Orbital Magnetism of Two-Dimension Noncommutative Confined System

We study a system of spinless electrons moving in a two dimensional noncommutative space subject to a perpendicular magnetic field $\vec B$ and confined by a harmonic potential type ${1\over 2}mw_{0}r^2$. We look for the orbital magnetism of the electrons in different regimes of temperature $T$, magnetic field $\vec B$ and noncommutative parameter $\te$. We prove that the degeneracy of Landau levels can be lifted by the $\te$-term appearing in the electron energy spectrum at weak magnetic field. Using the {\it Berezin-Lieb} inequalities for thermodynamical potential, it is shown that in the high temperature limit, the system exibits a magnetic $\te$-dependent behaviour, which is missing in the commutative case.
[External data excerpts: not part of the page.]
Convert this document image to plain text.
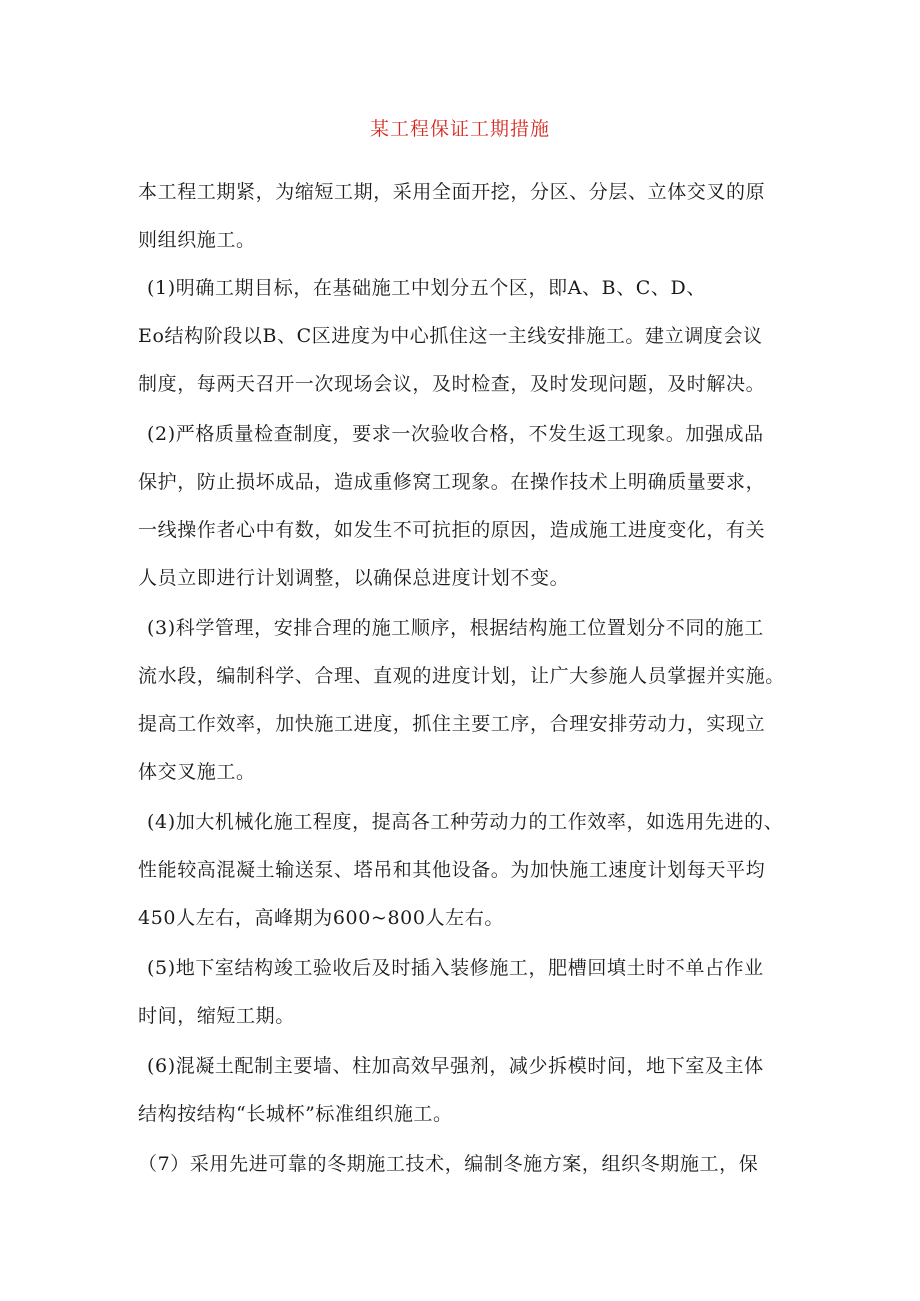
某工程保证工期措施
本工程工期紧，为缩短工期，采用全面开挖，分区、分层、立体交叉的原
则组织施工。
(1)明确工期目标，在基础施工中划分五个区，即A、B、C、D、
Eo结构阶段以B、C区进度为中心抓住这一主线安排施工。建立调度会议
制度，每两天召开一次现场会议，及时检查，及时发现问题，及时解决。
(2)严格质量检查制度，要求一次验收合格，不发生返工现象。加强成品
保护，防止损坏成品，造成重修窝工现象。在操作技术上明确质量要求，
一线操作者心中有数，如发生不可抗拒的原因，造成施工进度变化，有关
人员立即进行计划调整，以确保总进度计划不变。
(3)科学管理，安排合理的施工顺序，根据结构施工位置划分不同的施工
流水段，编制科学、合理、直观的进度计划，让广大参施人员掌握并实施。
提高工作效率，加快施工进度，抓住主要工序，合理安排劳动力，实现立
体交叉施工。
(4)加大机械化施工程度，提高各工种劳动力的工作效率，如选用先进的、
性能较高混凝土输送泵、塔吊和其他设备。为加快施工速度计划每天平均
450人左右，高峰期为600~800人左右。
(5)地下室结构竣工验收后及时插入装修施工，肥槽回填土时不单占作业
时间，缩短工期。
(6)混凝土配制主要墙、柱加高效早强剂，减少拆模时间，地下室及主体
结构按结构“长城杯”标准组织施工。
（7）采用先进可靠的冬期施工技术，编制冬施方案，组织冬期施工，保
Moreover, a correction to susceptibility at low $T$ is observed. Using the {\it Fermi-Dirac} trace formulas, a generalization of the thermodynamical potential, the average number of electrons and the magnetization is obtained. There is a critical point where the thermodynamical potential becomes infinite in both of two methods above. So at this point we deal with the partition function by adopting another approach. The standard results in the commutative case for this model can be recovered by switching off the $\te$-parameter.